Puravankara Limited
- Type: Public
- Traded as: BSE: 532891 NSE: PURVA
- Industry: Real estate & construction
- Founded: 1975; 51 years ago
- Founder: Ravi Puravankara
- Area served: Worldwide
- Key people: Ravi Puravankara (Chairman); Nani R Choksey (Vice-Chairman); Ashish Puravankara (Managing Director); Mallanna Sasalu (CEO South);
- Products: Residential, Commercial
- Number of employees: 2700+ (2021)
- Website: www.puravankara.com

= Puravankara Limited =

Indian publicly-held real estate development company

Puravankara Limited is an Indian real estate development company. Founded in 1975 by Ravi Puravankara, the company is headquartered in Bengaluru, Karnataka. It develops residential and commercial properties in several Indian cities and has also undertaken projects outside India.

==History==
Puravankara was founded in 1975 by Ravi Puravankara.

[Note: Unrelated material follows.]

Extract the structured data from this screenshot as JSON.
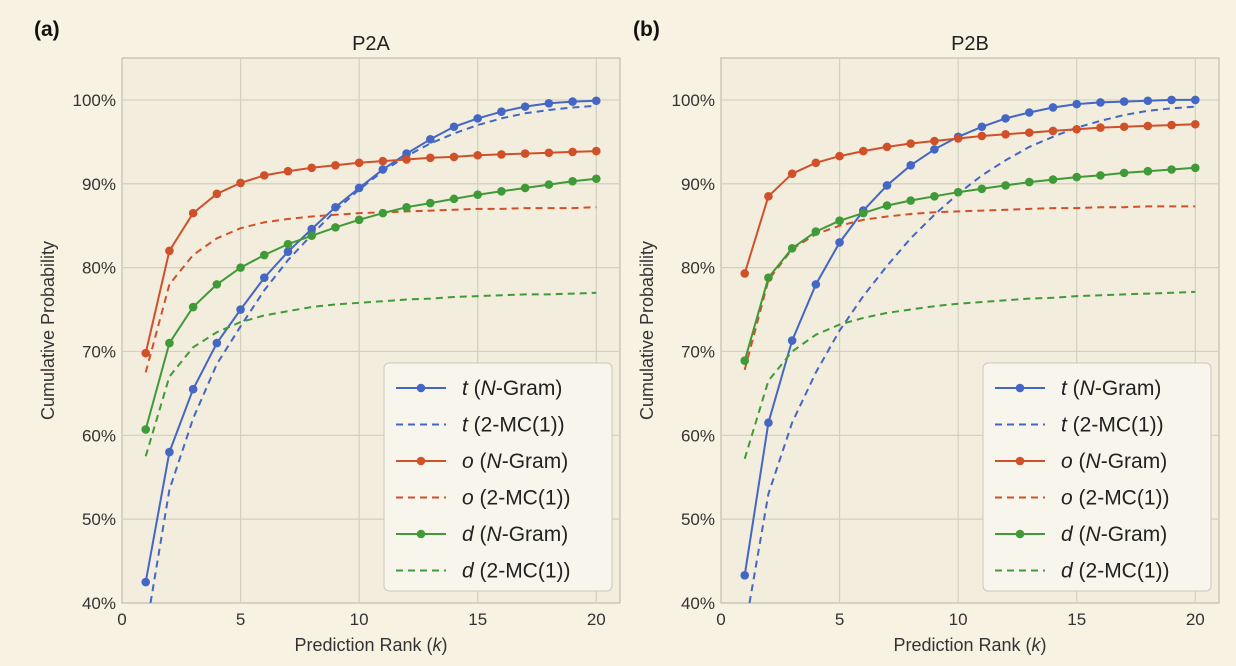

In March 2017, Puravankara sold a 19-acre property in Hyderabad to Hetero Group for ₹475 crore. In March 2017, The company's board passed a resolution to divest its investment in Raidurg Panamaktha Village, which is valued at Rs 403 crore.

In January 2018, Puravankara Projects Ltd changed its name to Puravankara Ltd.

In September 2019, Abhishek Kapoor was appointed chief operating officer and later promoted to the role of CEO in April 2019.

In May 2025, Abhishek Kapoor stepped down, and Mallanna Sasalu was appointed as CEO South.

==Funding==
In March 2011, Puravankara raised foreign direct investment from Keppel Corporation of Singapore.

In April 2015, Puravankara received ₹82 crore (US$13 million) from ASK Group for its subsidiary, Provident Housing.

In December 2020, Puravankara obtained a $76 million investment from International Finance Corporation (IFC) and IFC Emerging Asia Fund for its affordable housing projects under the housing brand Provident.

In April 2022, Puravankara launched a fund of ₹750 crore to invest in affordable housing projects.

In April 2024, Provident Housing received ₹1,150 crore investment from HDFC Capital.